Ketika rokok ilegal marak di pasaran, mereka akan menggerus produk rokok yang resmi, sehingga produksi rokok yang resmi omset-nya akan turun, otomatis produsen juga akan mengurangi pembelian bahan baku dalam hal ini tembakau.
"Sederhananya, ketika produk rokok resmi semakin mahal pasti penjualanya tergerus rokok ilegal, dampak negatifnya pembelian bahan baku juga akan menurun, di sinilah rugi-nya petani,” katanya.
Penurunan pembelian tembakau ini, lanjut Agus, juga berdampak pada kurang semangatnya petani menanam tembakau. Karena kebijakan paling ampuh yang bisa mematikan atau menghidupkan ekonomi petani tembakau adalah kebijakan tentang struktur cukai.
"Kebijakan cukai semakin naik, maka kiamat petani tembakau semakin dekat," tegasnya.
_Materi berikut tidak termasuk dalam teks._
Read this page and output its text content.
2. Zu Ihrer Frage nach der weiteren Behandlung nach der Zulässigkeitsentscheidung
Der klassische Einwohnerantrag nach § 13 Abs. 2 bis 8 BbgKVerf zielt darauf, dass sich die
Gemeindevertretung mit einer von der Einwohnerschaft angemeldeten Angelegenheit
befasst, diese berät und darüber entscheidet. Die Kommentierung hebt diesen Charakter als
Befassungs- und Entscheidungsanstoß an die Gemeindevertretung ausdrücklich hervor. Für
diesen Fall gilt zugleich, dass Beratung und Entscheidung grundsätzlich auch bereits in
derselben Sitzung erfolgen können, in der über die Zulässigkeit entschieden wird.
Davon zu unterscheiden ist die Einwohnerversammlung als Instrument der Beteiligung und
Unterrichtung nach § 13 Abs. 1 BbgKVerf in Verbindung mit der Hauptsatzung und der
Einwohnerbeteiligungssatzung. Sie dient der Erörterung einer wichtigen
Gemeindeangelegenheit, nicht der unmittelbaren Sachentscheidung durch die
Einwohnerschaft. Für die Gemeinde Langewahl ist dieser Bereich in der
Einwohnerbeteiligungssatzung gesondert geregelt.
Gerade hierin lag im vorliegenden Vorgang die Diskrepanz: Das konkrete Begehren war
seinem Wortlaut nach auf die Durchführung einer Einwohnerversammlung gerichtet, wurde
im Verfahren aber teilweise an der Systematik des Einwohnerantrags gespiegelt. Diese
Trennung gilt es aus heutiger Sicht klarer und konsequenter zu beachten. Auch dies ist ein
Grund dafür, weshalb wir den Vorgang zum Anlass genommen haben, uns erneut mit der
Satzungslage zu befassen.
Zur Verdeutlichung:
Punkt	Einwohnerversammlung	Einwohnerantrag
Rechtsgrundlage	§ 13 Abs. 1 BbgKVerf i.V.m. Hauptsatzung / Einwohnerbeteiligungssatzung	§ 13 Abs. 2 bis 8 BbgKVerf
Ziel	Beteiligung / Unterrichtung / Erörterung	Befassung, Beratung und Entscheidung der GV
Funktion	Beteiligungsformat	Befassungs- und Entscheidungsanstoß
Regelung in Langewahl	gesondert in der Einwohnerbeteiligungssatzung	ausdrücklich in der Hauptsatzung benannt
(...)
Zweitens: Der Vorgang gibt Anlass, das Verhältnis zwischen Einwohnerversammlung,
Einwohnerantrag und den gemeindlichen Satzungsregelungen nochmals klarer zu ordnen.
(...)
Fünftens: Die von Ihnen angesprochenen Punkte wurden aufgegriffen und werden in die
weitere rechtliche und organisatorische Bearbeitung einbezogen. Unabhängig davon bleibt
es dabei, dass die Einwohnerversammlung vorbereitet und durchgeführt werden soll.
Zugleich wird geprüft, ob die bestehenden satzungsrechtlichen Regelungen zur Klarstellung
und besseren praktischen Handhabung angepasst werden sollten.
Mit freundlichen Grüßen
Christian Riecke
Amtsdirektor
Agus juga melihat secara makro kondisi saat ini sedang dalam situasi rentan, bahkan penuh ketidakpastian akibat resesi global. Kondisi ini, tentu berakibat pada tidak stabilnya daya beli termasuk terhadap produk tembakau.
"Petani tembakau masih belum benar-benar bisa keluar dari krisis akibat pandemi. Tumpukan dari krisis dan resesi yang sudah berat itu, menjadi semakin berat dengan arah kebijakan cukai 2025 , Jangan sampai tanah yang subur tanaman kearifan lokal akan kesepan hanya menjadi cerita dan kenangan," katanya.
DPN APTI berharap, menjelang periode akhir kepemimpinan Presiden RI, Jokowi, bisa memberikan 'kado emas' berupa kebijakan yang melindungi ekosistem petani tembakau di seluruh Indonesia sehingga bisa menjadi pedoman kepemimpinan berikutnya.
"Harapan terakhir petani tembakau kepada pak Jokowi sebagai presiden rakyat. Semoga beliau memiliki itikad baik dengan membuat kebijakan yang melindungi kelangsungan ekonomi petani tembakau," pungkas Agus.